Das hat Verunsicherung ausgelöst, bei den Wählern und bei Gantz selbst. Im dritten Wahlkampf wirkte er bei seinen Auftritten häufig nicht souverän. Der frühere Generalstabschef der Armee geriet in die Defensive, er reagierte statt zu agieren. Vielen Wählern reichte es nicht, dass sich Gantz vor allem als personelle Alternative zu Netanjahu präsentierte und nur selten deutlich machte, wofür er stand. In einem Fall positionierte sich Gantz jedoch eindeutig: Auch er will Donald Trumps Nahostplan umsetzen. Wie nun immer die nächste Koalition in Israel aussieht - es ist nur noch eine Frage der Zeit, bis Israel das Jordantal und Gebiete, auf denen die 120 Siedlungen im Westjordanland stehen, annektieren wird.

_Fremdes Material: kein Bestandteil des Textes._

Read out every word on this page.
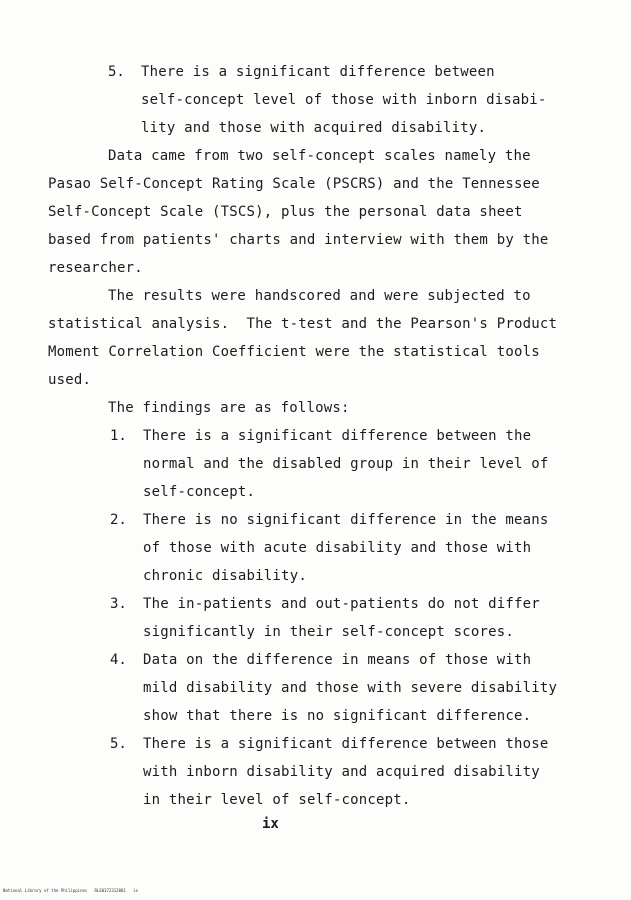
5. There is a significant difference between
self-concept level of those with inborn disabi-
lity and those with acquired disability.
Data came from two self-concept scales namely the
Pasao Self-Concept Rating Scale (PSCRS) and the Tennessee
Self-Concept Scale (TSCS), plus the personal data sheet
based from patients' charts and interview with them by the
researcher.
The results were handscored and were subjected to
statistical analysis.  The t-test and the Pearson's Product
Moment Correlation Coefficient were the statistical tools
used.
The findings are as follows:
1. There is a significant difference between the
normal and the disabled group in their level of
self-concept.
2. There is no significant difference in the means
of those with acute disability and those with
chronic disability.
3. The in-patients and out-patients do not differ
significantly in their self-concept scores.
4. Data on the difference in means of those with
mild disability and those with severe disability
show that there is no significant difference.
5. There is a significant difference between those
with inborn disability and acquired disability
in their level of self-concept.
ix
National Library of the Philippines   RLE0372312001   ix
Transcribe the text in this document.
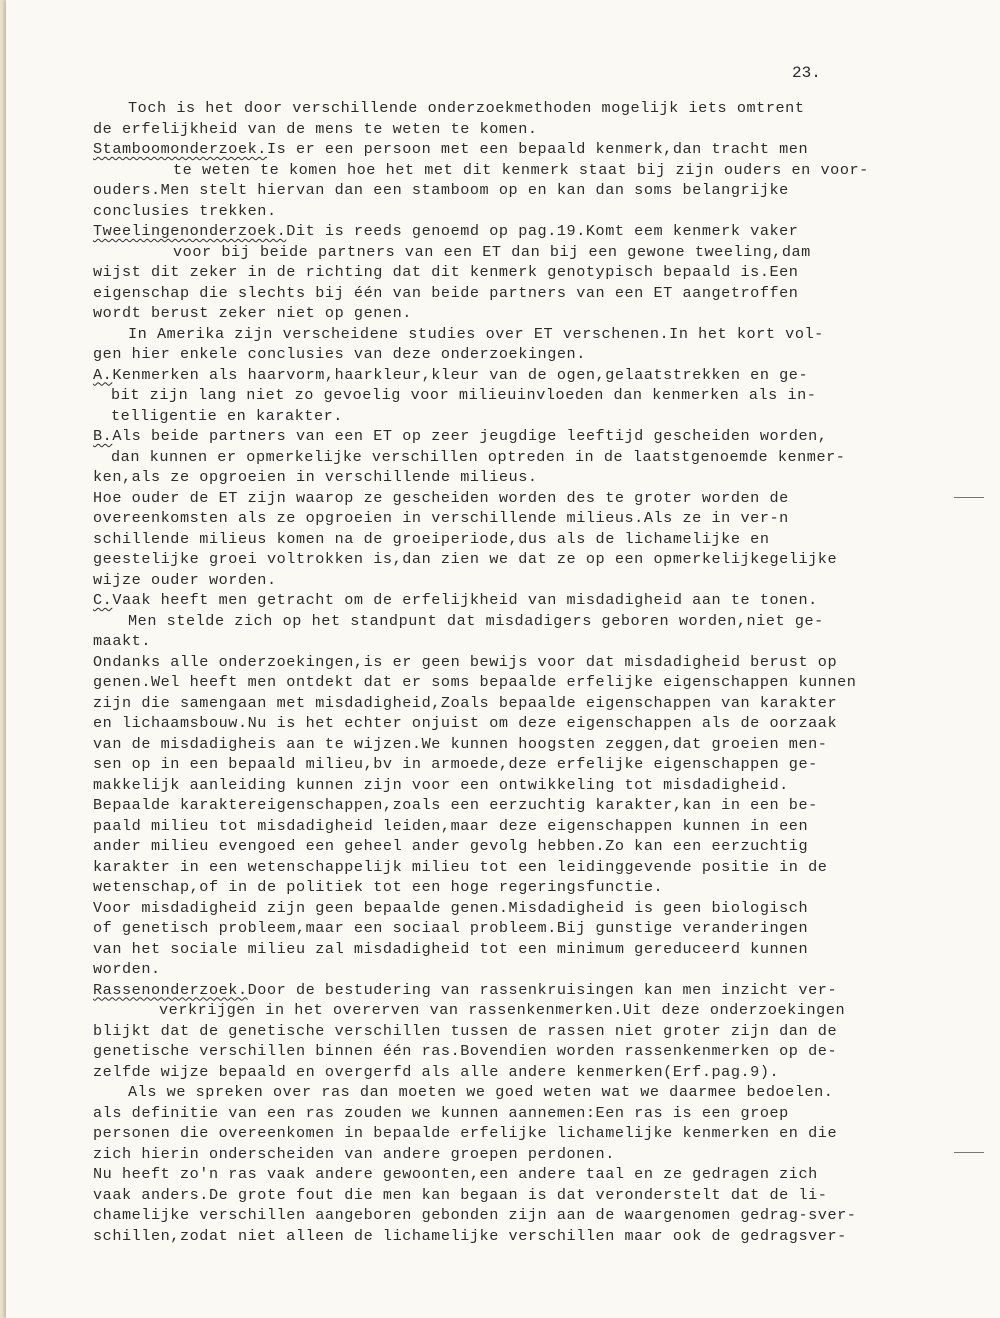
23.
Toch is het door verschillende onderzoekmethoden mogelijk iets omtrent
de erfelijkheid van de mens te weten te komen.
Stamboomonderzoek.Is er een persoon met een bepaald kenmerk,dan tracht men
te weten te komen hoe het met dit kenmerk staat bij zijn ouders en voor-
ouders.Men stelt hiervan dan een stamboom op en kan dan soms belangrijke
conclusies trekken.
Tweelingenonderzoek.Dit is reeds genoemd op pag.19.Komt eem kenmerk vaker
voor bij beide partners van een ET dan bij een gewone tweeling,dam
wijst dit zeker in de richting dat dit kenmerk genotypisch bepaald is.Een
eigenschap die slechts bij één van beide partners van een ET aangetroffen
wordt berust zeker niet op genen.
In Amerika zijn verscheidene studies over ET verschenen.In het kort vol-
gen hier enkele conclusies van deze onderzoekingen.
A.Kenmerken als haarvorm,haarkleur,kleur van de ogen,gelaatstrekken en ge-
bit zijn lang niet zo gevoelig voor milieuinvloeden dan kenmerken als in-
telligentie en karakter.
B.Als beide partners van een ET op zeer jeugdige leeftijd gescheiden worden,
dan kunnen er opmerkelijke verschillen optreden in de laatstgenoemde kenmer-
ken,als ze opgroeien in verschillende milieus.
Hoe ouder de ET zijn waarop ze gescheiden worden des te groter worden de
overeenkomsten als ze opgroeien in verschillende milieus.Als ze in ver-n
schillende milieus komen na de groeiperiode,dus als de lichamelijke en
geestelijke groei voltrokken is,dan zien we dat ze op een opmerkelijkegelijke
wijze ouder worden.
C.Vaak heeft men getracht om de erfelijkheid van misdadigheid aan te tonen.
Men stelde zich op het standpunt dat misdadigers geboren worden,niet ge-
maakt.
Ondanks alle onderzoekingen,is er geen bewijs voor dat misdadigheid berust op
genen.Wel heeft men ontdekt dat er soms bepaalde erfelijke eigenschappen kunnen
zijn die samengaan met misdadigheid,Zoals bepaalde eigenschappen van karakter
en lichaamsbouw.Nu is het echter onjuist om deze eigenschappen als de oorzaak
van de misdadigheis aan te wijzen.We kunnen hoogsten zeggen,dat groeien men-
sen op in een bepaald milieu,bv in armoede,deze erfelijke eigenschappen ge-
makkelijk aanleiding kunnen zijn voor een ontwikkeling tot misdadigheid.
Bepaalde karaktereigenschappen,zoals een eerzuchtig karakter,kan in een be-
paald milieu tot misdadigheid leiden,maar deze eigenschappen kunnen in een
ander milieu evengoed een geheel ander gevolg hebben.Zo kan een eerzuchtig
karakter in een wetenschappelijk milieu tot een leidinggevende positie in de
wetenschap,of in de politiek tot een hoge regeringsfunctie.
Voor misdadigheid zijn geen bepaalde genen.Misdadigheid is geen biologisch
of genetisch probleem,maar een sociaal probleem.Bij gunstige veranderingen
van het sociale milieu zal misdadigheid tot een minimum gereduceerd kunnen
worden.
Rassenonderzoek.Door de bestudering van rassenkruisingen kan men inzicht ver-
verkrijgen in het overerven van rassenkenmerken.Uit deze onderzoekingen
blijkt dat de genetische verschillen tussen de rassen niet groter zijn dan de
genetische verschillen binnen één ras.Bovendien worden rassenkenmerken op de-
zelfde wijze bepaald en overgerfd als alle andere kenmerken(Erf.pag.9).
Als we spreken over ras dan moeten we goed weten wat we daarmee bedoelen.
als definitie van een ras zouden we kunnen aannemen:Een ras is een groep
personen die overeenkomen in bepaalde erfelijke lichamelijke kenmerken en die
zich hierin onderscheiden van andere groepen perdonen.
Nu heeft zo'n ras vaak andere gewoonten,een andere taal en ze gedragen zich
vaak anders.De grote fout die men kan begaan is dat veronderstelt dat de li-
chamelijke verschillen aangeboren gebonden zijn aan de waargenomen gedrag-sver-
schillen,zodat niet alleen de lichamelijke verschillen maar ook de gedragsver-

Benjamin Netanjahu wird seinen Kampf auch nach der Wahl weiterführen. Er wird versuchen, Abgeordnete auf seine Seite zu ziehen und ist bereit, dafür jeden Preis zu zahlen. Es geht ihm nicht nur um die Regierungsmehrheit, sondern nicht zuletzt auch darum, sich Immunität zu verschaffen. Die Folge von Netanjahus Wahltriumph ist ein weiterer Niedergang der politischen Kultur in Israel.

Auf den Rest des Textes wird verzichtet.